One way we can see those indicators—in Boston and other cities, such as New York and Chicago—is through a simple device: public transportation. In Boston, that means the T (short for MBTA).
Suppose we are riding the T and stopping at various stops: What does health look like at these stops, and what do the drivers of health look like? To illustrate these questions, below are a few representative T stops that can summarize what we see throughout the city.
We can start with a core health indicator: premature death rates per 1,000. The T map below shows that the premature death rate in the area around the Arlington stop, for example, is more than 50 percent lower than at Dudley Square station.
This is linked, in no small part, to health indicators like violence, with the map below showing how the homicide rate around the Dudley Square stop is eight times the rate around Arlington, and the homicide rate at the Mattapan stop is almost six times the rate at Fenway.
These differences extend well beyond health indicators among adults to other core indicators such as low birth weight, a marker for a substantial burden of poor health and disability later in life. In this case, the health differences are in the order of 25 percent when comparing Arlington and Fenway to Mattapan and Dudley.
It is not then surprising that there are similar differences, of similar magnitudes, for adult noncommunicable disease indicators such as diabetes, as shown in the map below.
These health indicators are inexorably linked to a broad range of social indicators that are unevenly distributed across the city. Poverty is a frequently used summary indicator of socioeconomic position, well established as a marker of a broad range of other adversities. It is not then surprising, given the maps above, that poverty rates in some parts of Boston are four to eight times higher than those surrounding the healthier stops on the T.
Other measures of socioeconomic position, such as education, track accordingly, with a graduate education being three or more times more common around the Arlington and Fenway stops than it is around Dudley Square, Mattapan, or Maverick stations.
And, these differences are associated with commensurately poor health behaviors, such as physical activity, which is substantially lower on the Red Line at Mattapan than it is on the Green Line at Fenway, for example. The question of whether socioeconomic differences in health are attributed in part, or at all, to differences in health behavior is, in and of itself, a difficult and complex question, and I would refer the reader to conflicting papers on the topic.
Inured as we are to inequalities in health, we might well shrug off these health differences as ones between far-apart worlds. But are they? In fact, the geographic space we are talking about here is remarkably small. We are dealing with geographic differences of roughly four miles, or about an hour’s walk. In many respects, it is remarkable that areas so close to one another should have such dramatically different health indicators—“health worlds apart” that are simply down the street from one another.
Rounding this out perhaps brings us back to the fundamental condition of Boston that we discussed earlier—the incredible density of physicians and hospitals throughout the city. It is therefore not surprising that none of the T stops we are discussing are particularly far from medical facilities. Clearly, medical centers differ in terms of populations served and variations in availability of care, but as the map below shows (and as can be verified through much more thorough analysis), there are negligible differences in physical distance of these neighborhoods to quality medical care.

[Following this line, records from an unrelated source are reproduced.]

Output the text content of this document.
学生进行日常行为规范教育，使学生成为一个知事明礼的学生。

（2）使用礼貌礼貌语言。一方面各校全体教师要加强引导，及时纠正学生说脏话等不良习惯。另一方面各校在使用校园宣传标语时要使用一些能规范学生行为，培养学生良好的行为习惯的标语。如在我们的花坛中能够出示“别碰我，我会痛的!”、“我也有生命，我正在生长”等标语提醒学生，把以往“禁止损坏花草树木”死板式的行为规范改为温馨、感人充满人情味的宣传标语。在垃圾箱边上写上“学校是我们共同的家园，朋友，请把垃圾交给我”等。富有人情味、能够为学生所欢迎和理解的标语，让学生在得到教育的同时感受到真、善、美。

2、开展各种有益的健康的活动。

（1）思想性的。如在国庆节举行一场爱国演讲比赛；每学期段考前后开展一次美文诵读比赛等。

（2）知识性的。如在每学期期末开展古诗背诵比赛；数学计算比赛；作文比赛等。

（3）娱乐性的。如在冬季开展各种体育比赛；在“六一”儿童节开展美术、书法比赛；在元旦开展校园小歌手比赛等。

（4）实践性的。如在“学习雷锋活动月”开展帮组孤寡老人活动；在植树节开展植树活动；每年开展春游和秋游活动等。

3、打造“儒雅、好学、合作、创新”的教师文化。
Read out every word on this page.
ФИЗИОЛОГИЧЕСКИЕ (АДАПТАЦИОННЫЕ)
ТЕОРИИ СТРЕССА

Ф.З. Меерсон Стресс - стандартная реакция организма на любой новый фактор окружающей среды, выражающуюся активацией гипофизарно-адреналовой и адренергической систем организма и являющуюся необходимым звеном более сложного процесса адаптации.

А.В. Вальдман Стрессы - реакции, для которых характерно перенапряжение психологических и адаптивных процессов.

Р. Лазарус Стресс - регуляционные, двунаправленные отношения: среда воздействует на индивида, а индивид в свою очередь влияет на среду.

This, then, tells a story of a city richly characterized by top-of-the-line medical resources and overall health indicators that are enviably good, but that has, within it, substantial heterogeneity in those same health indicators, associated in large part with variation in the fundamental socioeconomic circumstances that produce health in populations. The challenge to public health is apparent and vivid—how do we contribute to the generation of knowledge that can bridge these health gaps, and to the creation of conditions that produce health not just for some, but for all, across a city like Boston?